Arlene Siefker-Radtke, MD: Another interesting abstract at this year’s ESMO [European Society for Medical Oncology Congress] is the combination of penpulimab plus anlotinib. Penpulimab is another checkpoint inhibitor. In this case, it comes from China. [It’s combined] with anlotinib, which is a tyrosine kinase inhibitor [TKI]. The tyrosine kinase inhibitor anlotinib targets multiple tyrosine kinases, a lot of which associated with the VEGF pathway, and it has PDGF and FGF inhibition. It targets multiple pathways in the tyrosine kinase kinome.

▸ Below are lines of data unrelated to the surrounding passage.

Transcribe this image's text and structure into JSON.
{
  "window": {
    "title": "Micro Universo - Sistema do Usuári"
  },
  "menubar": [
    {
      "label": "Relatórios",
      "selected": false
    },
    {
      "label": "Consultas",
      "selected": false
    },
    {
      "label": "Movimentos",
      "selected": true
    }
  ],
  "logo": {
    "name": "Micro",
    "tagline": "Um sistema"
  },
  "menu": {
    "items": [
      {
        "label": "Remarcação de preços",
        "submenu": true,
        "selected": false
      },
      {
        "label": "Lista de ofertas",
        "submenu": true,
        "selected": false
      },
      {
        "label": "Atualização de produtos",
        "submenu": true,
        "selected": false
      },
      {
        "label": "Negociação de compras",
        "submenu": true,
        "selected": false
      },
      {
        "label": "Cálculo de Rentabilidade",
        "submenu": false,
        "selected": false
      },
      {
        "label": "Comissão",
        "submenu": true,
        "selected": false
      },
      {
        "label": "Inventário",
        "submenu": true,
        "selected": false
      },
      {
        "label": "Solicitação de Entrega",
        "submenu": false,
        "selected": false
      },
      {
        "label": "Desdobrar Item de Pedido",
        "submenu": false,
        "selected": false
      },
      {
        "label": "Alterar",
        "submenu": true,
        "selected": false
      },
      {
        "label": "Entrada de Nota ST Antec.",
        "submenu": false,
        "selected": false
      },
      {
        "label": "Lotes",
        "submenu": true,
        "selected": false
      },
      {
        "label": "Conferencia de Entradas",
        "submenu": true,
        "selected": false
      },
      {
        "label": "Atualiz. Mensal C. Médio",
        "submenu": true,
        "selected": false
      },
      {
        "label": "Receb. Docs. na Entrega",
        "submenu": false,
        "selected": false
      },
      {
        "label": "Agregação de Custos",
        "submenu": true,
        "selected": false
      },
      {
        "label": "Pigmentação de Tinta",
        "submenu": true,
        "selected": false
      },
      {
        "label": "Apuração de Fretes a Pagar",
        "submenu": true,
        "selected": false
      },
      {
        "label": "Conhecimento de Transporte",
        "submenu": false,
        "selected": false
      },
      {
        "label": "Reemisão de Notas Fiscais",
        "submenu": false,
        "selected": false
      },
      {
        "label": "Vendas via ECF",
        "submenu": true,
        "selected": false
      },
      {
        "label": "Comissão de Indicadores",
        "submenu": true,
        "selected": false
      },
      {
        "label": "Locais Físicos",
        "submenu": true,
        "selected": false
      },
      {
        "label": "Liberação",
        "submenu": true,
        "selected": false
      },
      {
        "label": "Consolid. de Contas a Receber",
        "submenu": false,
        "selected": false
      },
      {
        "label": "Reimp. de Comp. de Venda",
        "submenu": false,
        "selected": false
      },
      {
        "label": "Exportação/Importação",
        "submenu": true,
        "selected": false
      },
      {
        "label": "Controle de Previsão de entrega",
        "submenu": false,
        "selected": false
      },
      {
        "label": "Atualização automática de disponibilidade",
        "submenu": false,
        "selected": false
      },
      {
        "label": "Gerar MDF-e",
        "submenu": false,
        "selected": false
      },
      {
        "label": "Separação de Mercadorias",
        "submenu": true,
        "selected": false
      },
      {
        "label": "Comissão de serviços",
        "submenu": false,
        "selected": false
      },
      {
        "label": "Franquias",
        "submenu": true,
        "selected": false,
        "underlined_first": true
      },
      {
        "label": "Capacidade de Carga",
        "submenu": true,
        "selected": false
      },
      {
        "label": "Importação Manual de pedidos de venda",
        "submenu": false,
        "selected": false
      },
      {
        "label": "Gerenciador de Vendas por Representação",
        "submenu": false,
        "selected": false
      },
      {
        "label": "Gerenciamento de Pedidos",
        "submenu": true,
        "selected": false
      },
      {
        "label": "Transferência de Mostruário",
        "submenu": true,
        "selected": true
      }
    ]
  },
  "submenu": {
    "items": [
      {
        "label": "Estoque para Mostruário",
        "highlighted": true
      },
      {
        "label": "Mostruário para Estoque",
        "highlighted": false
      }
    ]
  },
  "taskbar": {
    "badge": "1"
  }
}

We saw early data presented from a trial exclusively in China that enrolled 15 patients. It’s a very small clinical trial, which is one limitation of the data that have been presented so far. The response rate appears promising, with an objective response rate of around 33%. But that means 5 out of 15 patients. We still have a very significant limitation with small numbers. It also doesn’t tell us the contribution of components. How much of this activity is from the immune checkpoint inhibitor? How much of the activity is from the tyrosine kinase inhibitor?

In looking at the data from the trial, we see a significant number of patients with node-only metastases. We have to keep in mind that in the setting of node-only disease, response rates with immune checkpoint inhibitors are higher compared with what’s observed in the setting of liver metastases, where the response rates are rather low. Additional information that I’d like to see includes: where are these responders? Are the responders only in the node-only cohort? Are there more responses in the visceral metastases cohort? It would certainly be exciting if we saw a large number of liver metastases responding as well.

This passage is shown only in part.